Вблизи — терзает страх измен,

С тобой и без тебя — Печаль!

И сердцу и уму — Печаль!

Как тесно сердцу моему среди несокрушимых стен!

Его повергла в эту тьму,

Воздвигла для него тюрьму

— Печаль!..

«Печаль!» — говорили они теперь по всякому поводу и без повода тоже. «Джя таршед ва баче нист», — говорили они теперь вместо того, чтобы сказать по-русски «только что, недавно»… Просто так, для красоты слога, они это тоже говорили, особенно при девушках. «Место еще мокро, но бача уже ушел»…

Поветрие. Блажь внезапная. Помрачение ума… Причем помрачение — благородное! Хорошо, но зачем же теперь переться через весь Союз неведомо куда — за семь верст киселя хлебать? Что это еще за древнеиранская ветеринария?..)

Копали они тепе (холм на месте древнего захоронения) под названием Кала-и-Муг, что в переводе означало «Крепость магов». Тепе это, по слухам, было нечистое, заколдованное, с легендами. Вокруг (по слухам опять же) имели место залегания урановой смолки, и по всем окрестным дорогам шныряли туда-сюда геологические группы, разыскивавшие то, что на их жаргоне называлось «асбест-два». (Мрачные бородатые молодые мужики в грязных войлочных шляпах, неразговорчивые, неприветливые, настороженные, с поцарапанными кобурами на поясе).

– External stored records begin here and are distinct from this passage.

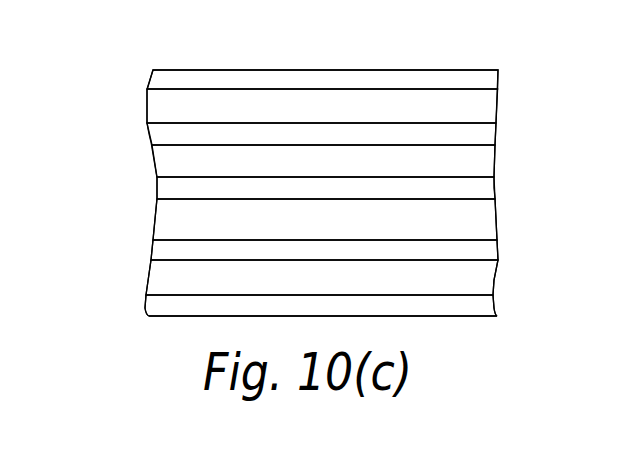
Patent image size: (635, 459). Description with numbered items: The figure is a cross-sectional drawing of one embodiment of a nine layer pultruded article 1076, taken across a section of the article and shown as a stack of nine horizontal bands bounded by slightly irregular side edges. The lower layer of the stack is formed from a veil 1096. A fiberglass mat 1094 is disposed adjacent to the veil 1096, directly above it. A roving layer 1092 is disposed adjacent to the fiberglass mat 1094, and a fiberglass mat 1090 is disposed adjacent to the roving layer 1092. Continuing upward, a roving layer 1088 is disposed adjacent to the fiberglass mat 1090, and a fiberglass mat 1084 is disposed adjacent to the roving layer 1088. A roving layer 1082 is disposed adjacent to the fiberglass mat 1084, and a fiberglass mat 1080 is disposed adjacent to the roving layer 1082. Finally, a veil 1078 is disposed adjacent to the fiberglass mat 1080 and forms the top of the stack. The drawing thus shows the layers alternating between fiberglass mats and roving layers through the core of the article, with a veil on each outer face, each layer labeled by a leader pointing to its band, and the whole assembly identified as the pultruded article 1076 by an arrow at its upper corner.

The nine layer pultruded article 1076 is at (500, 67).
The veil 1078 is at (152, 87).
The fiberglass mat 1080 is at (147, 102).
The roving layer 1082 is at (152, 132).
The fiberglass mat 1084 is at (157, 162).
The roving layer 1088 is at (157, 183).
The fiberglass mat 1090 is at (155, 222).
The roving layer 1092 is at (152, 250).
The fiberglass mat 1094 is at (148, 270).
The veil 1096 is at (147, 310).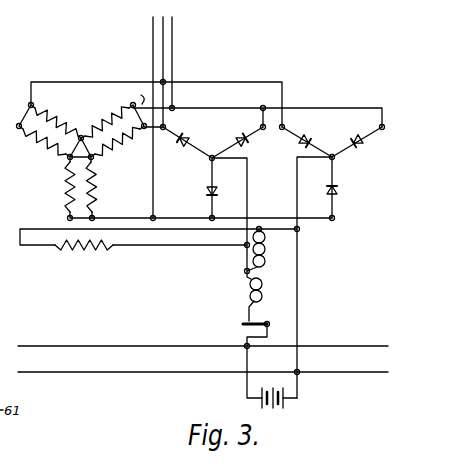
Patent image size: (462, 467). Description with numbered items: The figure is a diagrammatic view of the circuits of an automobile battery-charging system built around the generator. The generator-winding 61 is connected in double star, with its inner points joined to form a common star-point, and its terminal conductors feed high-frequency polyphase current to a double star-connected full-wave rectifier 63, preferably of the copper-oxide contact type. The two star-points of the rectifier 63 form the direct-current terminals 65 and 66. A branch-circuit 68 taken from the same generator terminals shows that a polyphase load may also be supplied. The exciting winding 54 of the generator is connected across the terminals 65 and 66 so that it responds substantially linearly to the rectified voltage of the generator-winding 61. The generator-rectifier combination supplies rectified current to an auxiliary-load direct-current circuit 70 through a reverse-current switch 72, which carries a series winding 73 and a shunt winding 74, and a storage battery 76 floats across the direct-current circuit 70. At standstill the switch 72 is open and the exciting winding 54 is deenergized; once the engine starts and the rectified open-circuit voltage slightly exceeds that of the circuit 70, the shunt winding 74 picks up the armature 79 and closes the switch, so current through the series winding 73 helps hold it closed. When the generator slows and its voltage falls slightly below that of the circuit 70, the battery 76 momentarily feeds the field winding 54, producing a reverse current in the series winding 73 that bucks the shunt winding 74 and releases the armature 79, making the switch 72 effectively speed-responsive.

The branch-circuit 68 is at (157, 41).
The generator-winding 61 is at (47, 174).
The double star-connected full-wave rectifier 63 is at (283, 159).
The direct-current terminal 66 is at (247, 188).
The direct-current terminal 65 is at (319, 159).
The exciting winding 54 is at (82, 249).
The shunt winding 74 is at (268, 250).
The series winding 73 is at (275, 286).
The reverse-current switch 72 is at (245, 321).
The armature 79 is at (243, 326).
The direct-current circuit 70 is at (87, 345).
The storage battery 76 is at (286, 402).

Лагерь был разбит на берегу речки Мугиан под старым могучим тутовником. Вся местность вокруг тоже называлась Мугиан, то есть — «Магия», «Колдовство», «Страна Чудес». Разместились в палатках: две палатки научников, три большие палатки рабочих-таджиков и еще отдельная палатка, в которой расположился со своей женой Рахматулло.

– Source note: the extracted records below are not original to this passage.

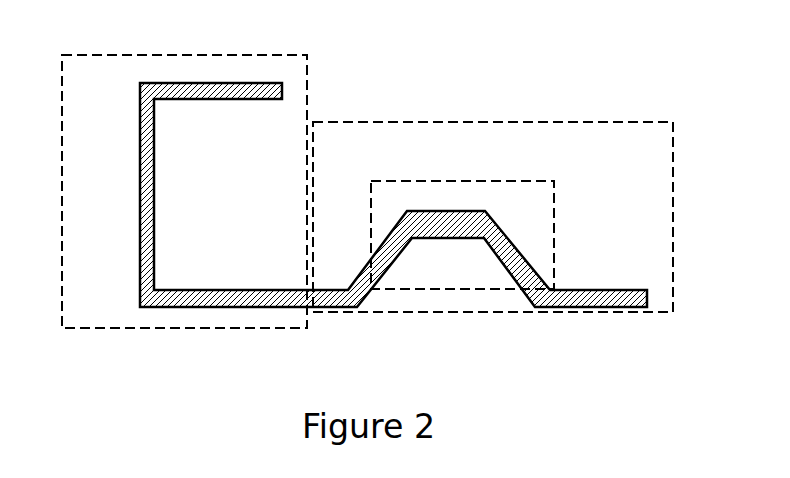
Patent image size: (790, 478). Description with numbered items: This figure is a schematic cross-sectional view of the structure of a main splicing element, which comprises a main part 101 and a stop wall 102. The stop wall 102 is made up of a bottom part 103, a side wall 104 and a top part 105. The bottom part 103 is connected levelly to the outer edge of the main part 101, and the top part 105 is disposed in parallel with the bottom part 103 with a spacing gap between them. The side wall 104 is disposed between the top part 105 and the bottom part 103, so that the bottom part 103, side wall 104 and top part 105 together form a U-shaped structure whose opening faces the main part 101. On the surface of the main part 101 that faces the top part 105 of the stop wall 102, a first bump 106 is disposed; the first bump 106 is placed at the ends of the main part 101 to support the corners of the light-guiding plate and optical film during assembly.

The main part 101 is at (473, 120).
The stop wall 102 is at (118, 330).
The bottom part 103 is at (232, 310).
The side wall 104 is at (138, 190).
The top part 105 is at (223, 82).
The first bump 106 is at (473, 290).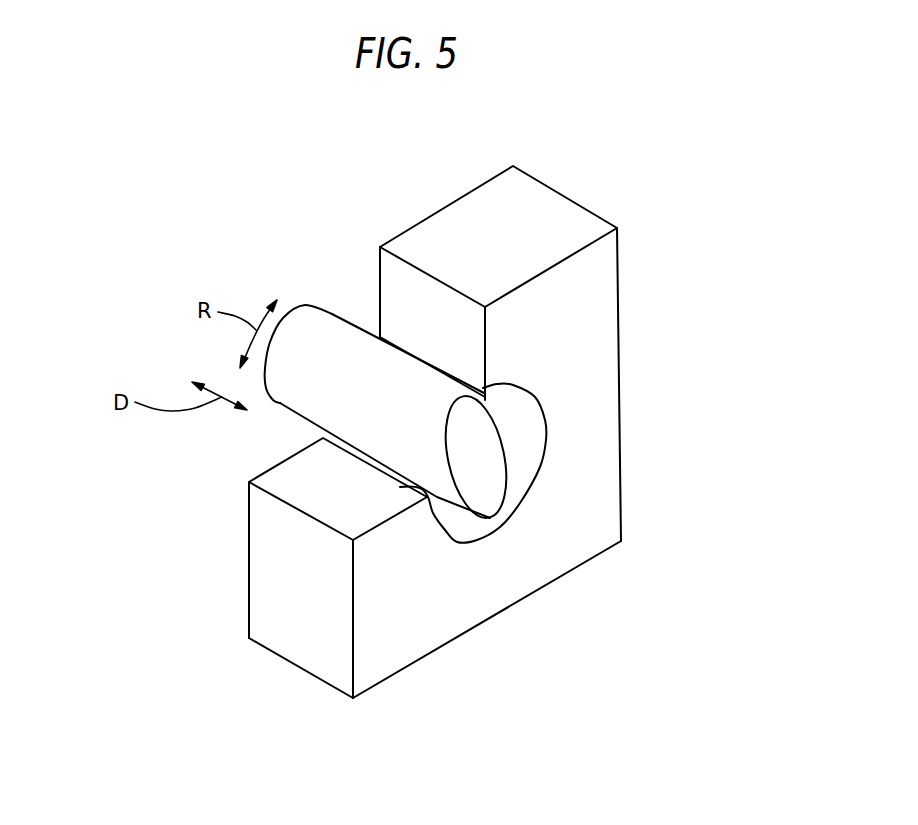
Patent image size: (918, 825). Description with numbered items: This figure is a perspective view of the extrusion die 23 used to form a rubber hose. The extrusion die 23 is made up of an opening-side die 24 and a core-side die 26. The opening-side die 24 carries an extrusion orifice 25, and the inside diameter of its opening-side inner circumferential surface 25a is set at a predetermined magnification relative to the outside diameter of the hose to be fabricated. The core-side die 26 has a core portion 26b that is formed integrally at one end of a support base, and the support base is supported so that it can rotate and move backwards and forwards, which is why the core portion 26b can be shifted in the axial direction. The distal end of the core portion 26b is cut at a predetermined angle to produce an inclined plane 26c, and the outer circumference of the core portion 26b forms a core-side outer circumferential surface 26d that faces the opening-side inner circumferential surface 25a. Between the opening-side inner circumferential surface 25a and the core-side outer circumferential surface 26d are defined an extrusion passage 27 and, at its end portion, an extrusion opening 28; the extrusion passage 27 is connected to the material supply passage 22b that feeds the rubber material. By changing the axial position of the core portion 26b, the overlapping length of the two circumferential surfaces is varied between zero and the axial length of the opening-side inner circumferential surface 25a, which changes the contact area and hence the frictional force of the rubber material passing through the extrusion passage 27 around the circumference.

Научников было двое: начальник экспедиции, приятель Виконта, археолог, он же пан-шеф-отец, — чернобородый, картавый, слегка на вид мешком трахнутый, — и археологиня — тихая старательная девушка, такая безмолвная, бесцветная и невидная, что Станислав никак не мог запомнить ее имени. (Печаль! У него вообще была затрудненка с именами, — он был невнимателен к новым знакомым).

Виконт и Станислав числились препараторами. Они были на подхвате. А рабочих насчитывалось человек шесть или семь. Или восемь. Станислав их так и не научился различать. У них были сложные (гортанные, с придыханиями) и очень разные имена, но сами они были чрезвычайно похожи друг на друга, — словно близкие родственники: на каждом — серый халат, подпоясанный грязноватым вафельным полотенцем, все — небриты, все низкорослые, все неопределенного возраста, все как один курят самокрутки с анашой и предпочитают не смотреть собеседнику в глаза. Впрочем, при этом одни из них носили на голове тюбетейки, другие — войлочные шляпы, а кое-кто — опять же вафельное полотенце, но ловко скрученное в чалму.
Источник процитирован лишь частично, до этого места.